J. Peter Lark,
Chairman,
MPSC
 
Lansing, MI, U.S.A. --- (METERING.COM) --- June 29, 2007 - The Michigan Public Service Commission (MPSC) has approved revised rules governing consumer standards and billing practices for electric and gas residential services.

The revisions – the first in 10 years – are aimed at significantly helping customers by providing more shut-off protections, prohibiting estimated meter reading in most cases, and giving customers more time to pay their bills, according to MPSC Chairman J. Peter Lark.

To date the rules have permitted utilities to estimate bills for residential customers every other billing month and to estimate bills “more or less often upon a finding by the commission that those procedures assure reasonable billing accuracy.” Under the new rules actual meter readings – which include having the customer reading the meter and transmitting the information to the utility – are required every month and estimated bills may be issued only if the utility cannot gain access to the meter and has exhausted all reasonable alternatives to obtain an actual read.

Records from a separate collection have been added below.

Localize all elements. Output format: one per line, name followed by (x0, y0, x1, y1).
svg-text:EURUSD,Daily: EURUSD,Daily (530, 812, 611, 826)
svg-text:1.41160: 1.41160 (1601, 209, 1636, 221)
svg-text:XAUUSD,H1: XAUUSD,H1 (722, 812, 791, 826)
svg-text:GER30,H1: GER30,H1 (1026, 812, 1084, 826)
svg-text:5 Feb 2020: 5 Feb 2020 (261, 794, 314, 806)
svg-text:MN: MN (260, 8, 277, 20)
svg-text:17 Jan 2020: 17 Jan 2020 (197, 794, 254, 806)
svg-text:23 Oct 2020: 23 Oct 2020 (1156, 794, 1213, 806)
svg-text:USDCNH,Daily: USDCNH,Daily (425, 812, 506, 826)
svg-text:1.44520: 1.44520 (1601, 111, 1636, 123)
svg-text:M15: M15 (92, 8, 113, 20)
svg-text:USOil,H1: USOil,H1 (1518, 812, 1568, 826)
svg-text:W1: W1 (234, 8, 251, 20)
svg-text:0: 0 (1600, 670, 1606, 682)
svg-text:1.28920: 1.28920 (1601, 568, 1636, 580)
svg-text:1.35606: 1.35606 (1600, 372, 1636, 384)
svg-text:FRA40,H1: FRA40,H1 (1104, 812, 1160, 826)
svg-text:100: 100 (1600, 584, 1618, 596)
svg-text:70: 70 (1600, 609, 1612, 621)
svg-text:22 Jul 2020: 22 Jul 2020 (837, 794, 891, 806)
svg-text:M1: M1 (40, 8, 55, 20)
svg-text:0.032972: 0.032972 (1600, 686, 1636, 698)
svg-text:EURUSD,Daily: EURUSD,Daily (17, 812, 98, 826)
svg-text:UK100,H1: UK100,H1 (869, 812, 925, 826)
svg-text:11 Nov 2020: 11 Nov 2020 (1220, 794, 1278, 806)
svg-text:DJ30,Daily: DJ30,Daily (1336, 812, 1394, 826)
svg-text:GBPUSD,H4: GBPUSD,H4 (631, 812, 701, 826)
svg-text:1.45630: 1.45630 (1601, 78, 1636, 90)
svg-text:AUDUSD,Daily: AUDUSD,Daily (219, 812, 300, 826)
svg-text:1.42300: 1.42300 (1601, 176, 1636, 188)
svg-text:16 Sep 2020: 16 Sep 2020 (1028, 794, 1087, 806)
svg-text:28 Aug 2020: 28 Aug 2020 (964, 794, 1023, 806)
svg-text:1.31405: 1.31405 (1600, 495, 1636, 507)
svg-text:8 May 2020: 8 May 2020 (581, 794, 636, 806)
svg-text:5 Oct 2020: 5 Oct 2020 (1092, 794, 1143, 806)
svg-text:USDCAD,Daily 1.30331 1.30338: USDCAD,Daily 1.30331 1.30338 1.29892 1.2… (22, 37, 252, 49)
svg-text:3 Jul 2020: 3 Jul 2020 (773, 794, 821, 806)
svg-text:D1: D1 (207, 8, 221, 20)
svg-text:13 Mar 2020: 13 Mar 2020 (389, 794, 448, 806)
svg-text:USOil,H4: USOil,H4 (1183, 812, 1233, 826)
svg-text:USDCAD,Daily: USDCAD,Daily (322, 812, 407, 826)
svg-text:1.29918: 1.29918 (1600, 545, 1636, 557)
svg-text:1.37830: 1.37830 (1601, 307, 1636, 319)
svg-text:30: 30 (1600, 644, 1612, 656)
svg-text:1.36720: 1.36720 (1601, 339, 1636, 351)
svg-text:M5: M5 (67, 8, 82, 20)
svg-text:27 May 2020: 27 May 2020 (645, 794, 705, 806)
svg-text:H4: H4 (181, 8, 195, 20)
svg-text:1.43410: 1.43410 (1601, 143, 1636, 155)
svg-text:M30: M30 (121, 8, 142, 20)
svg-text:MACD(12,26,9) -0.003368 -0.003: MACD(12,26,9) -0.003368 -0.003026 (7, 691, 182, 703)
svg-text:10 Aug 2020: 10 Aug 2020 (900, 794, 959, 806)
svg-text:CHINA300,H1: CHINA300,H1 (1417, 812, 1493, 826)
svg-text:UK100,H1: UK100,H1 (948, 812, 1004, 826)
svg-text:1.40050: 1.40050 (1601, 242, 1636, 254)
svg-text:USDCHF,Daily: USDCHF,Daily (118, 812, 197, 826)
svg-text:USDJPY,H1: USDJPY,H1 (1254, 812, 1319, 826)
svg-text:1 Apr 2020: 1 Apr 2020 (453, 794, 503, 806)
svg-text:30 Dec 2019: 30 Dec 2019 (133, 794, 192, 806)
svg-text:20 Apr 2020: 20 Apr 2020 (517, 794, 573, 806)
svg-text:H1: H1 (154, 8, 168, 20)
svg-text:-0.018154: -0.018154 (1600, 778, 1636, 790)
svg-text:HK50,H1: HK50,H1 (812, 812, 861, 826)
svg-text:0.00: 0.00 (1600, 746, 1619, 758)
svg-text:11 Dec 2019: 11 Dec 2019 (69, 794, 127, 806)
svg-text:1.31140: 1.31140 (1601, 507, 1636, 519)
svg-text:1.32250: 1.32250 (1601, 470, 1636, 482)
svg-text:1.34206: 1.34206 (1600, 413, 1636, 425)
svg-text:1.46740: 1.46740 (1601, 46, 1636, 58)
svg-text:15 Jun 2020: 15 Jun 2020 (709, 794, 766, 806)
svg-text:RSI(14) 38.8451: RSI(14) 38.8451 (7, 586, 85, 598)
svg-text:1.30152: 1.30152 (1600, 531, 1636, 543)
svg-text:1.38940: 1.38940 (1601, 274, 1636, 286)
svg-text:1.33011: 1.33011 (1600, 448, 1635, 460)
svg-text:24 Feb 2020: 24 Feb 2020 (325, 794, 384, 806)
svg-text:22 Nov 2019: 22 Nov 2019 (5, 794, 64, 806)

In such cases estimated billing procedures are to be approved by the Commission.

Billing activities are also changed and bills can now be transmitted by Internet and fax in addition to mail. Moreover the payment period has been increased from 17 days to 21 days, and if a utility company overcharges a customer due to a billing error, the customer will receive 7 percent interest on the over-charges.

Other key revisions include a change in the space-heating season for winter protection from December 1 through March 31 to November 1 through March 31 and lower deposit requirements during this period, a provision for companies to opt to create an expanded Winter Protection Program in order to serve customers above 150 percent of the federal poverty level, increased shutoff protection for low income customers, and changes to identification information that can be used by utility companies.

The rules now go to the Legislative Service Bureau and the Office of Regulatory Reform for approval.